Yap programı çıkalım, gidip görelim, dedim…
20 günlük program ile Bartın’dan başlayan gezimiz; Amasra, Safranbolu, Kastamonu, Sinop ve neredeyse bütün ilçeleri, Erfelek Şelalesi, Gerze, Samsun, Ordu, Giresun, Trabzon, Rize, Amasya ve bu bölgelerde ki görülecek bütün önemli yerleri dolaşmıştık..
En son Rize’de yaşadığımı anlatıp hikayeyi bitireyim… Skoda bu gezi esnasında teklemeye başladı. Rize’de artık ne yaptıysam hararet yükselmesini önleyemedik. Aracı zar zor, sanayiye getirdik. Oranın laz uşağı iyi bir ustaya getirdik.
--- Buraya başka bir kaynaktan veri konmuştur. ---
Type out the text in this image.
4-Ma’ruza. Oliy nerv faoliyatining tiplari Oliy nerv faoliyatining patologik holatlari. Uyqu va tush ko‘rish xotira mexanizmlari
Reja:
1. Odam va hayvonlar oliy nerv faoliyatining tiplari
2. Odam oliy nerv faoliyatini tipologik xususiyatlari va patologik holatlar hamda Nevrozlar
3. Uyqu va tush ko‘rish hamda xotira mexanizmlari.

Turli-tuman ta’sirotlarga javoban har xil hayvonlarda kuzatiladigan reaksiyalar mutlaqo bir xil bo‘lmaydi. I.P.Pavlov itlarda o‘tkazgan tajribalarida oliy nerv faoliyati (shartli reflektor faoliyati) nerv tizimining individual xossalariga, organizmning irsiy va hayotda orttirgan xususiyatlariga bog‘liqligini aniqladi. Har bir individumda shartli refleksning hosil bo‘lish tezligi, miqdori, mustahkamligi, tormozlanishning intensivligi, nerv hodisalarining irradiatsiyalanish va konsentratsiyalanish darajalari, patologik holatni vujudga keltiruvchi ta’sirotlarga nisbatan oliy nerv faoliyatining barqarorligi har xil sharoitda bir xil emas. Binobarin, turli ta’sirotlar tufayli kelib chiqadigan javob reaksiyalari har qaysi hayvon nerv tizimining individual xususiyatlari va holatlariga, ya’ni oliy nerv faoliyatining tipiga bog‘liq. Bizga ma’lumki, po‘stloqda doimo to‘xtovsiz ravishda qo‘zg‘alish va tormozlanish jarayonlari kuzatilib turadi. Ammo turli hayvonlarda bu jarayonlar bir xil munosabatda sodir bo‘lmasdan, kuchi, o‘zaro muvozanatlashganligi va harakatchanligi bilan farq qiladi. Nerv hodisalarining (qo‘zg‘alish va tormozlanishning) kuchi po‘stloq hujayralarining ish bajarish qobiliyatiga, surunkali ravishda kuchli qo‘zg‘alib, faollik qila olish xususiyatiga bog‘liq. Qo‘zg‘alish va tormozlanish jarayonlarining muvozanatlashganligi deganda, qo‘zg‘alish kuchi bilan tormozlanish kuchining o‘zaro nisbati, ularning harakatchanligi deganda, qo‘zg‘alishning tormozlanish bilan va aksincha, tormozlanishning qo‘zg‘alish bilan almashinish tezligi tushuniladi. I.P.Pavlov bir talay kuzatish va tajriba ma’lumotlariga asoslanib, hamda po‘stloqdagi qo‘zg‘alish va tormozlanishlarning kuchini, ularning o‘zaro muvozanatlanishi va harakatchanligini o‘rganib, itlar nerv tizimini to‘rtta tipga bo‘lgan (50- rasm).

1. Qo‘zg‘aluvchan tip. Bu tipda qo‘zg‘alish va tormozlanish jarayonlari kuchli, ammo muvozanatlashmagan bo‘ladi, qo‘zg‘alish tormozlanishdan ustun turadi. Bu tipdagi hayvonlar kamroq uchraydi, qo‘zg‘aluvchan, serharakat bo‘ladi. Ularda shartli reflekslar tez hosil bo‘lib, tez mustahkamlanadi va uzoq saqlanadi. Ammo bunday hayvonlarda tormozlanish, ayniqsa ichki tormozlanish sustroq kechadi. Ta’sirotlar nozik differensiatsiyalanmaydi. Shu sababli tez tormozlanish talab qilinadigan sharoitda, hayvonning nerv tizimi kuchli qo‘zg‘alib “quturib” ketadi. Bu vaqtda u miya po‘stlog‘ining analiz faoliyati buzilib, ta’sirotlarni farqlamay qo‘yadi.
Usta bir arabaya baktı, bir bize baktı. Siz şimdi bu araçla Balıkesir’den buraya kadar geldiniz öyle mi… Ya bizim burada bu araçlarla kimse binmez. Arabanın içinde karın ve kızların olmasa elimi sürmem ama madem buraya kadar geldin, mecburen yapacağız, dedi. Biz de böyle eski markalar olmadığından aracının parçasını bulamazsın, dedi. Ben ona Renault marka arabadan bir vantilatör ayarlar, takar sizi emniyetli bir şekilde Balıkesir’e gönderirim, dedi. Bayağı uğraştı, sonunda başardı. Çalıştırdı, çalışıyordu. Çırak ve kalfaları çağırdı, kendisini alkışlattı. Hepsine bir şeyler aldık yediler, kendisine de güzelin ötesinde bir ücret ödedik..
Yola çıktık..
Arabada yine ters giden bir durum var. Trafik sıkıştığında yine hararet yükseliyordu. Trafik kaide ve usullerini yeri geldiğinde ceza yememek için dörtlü sinyali yapmak suretiyle gaza bastık, Balıkesir’e geldik. Ertesi gün Ayvalık’a gitmek üzere yola çıkmadan önce sanayiye ustaya gittim..
Usta duruma baktı, gülmeye başladı.
Usta ne oldu dedim..
Hangi salak usta bunu yaptı, dedi..
Ne oldu, dedim…
Uçları ters bağlamış, soğuk havayı motor içine vereceğine dışarıya veriyor. İyi canınıza bir şey olmadan geldiniz, dedi…
Uçların yerini değiştirdi, iş bitti..
Böyle çok anımız vardı, Skoda’yla..
Şayan, Balıkesir’de siyasi çalışmalarında Skoda’yı özgürce kullandı… Ayvalık’ta özgürce kullandı.
Kaza da yaptık, dağ bayır da dolaştık…
Ülkeyi de kısmen dolaştık…
Kızlarım da o araba üzerinden ehliyet aldı…
Şayan’dan sonra arabanın içini ne temizledim, ne yıkadım. Şayan’a ait tozlarla gitmek hoşuma gidiyordu.
Yolda o kadar çok kaldım ki..
Onları yazmadım.
En son yağmuru içeriye almaya başlayınca ve yakın dostlarım isyan edince Skoda’mızı hurdaya göndermek farz oldu…
Ayrılmak zor oldu ama ayrılmak da gerekiyordu.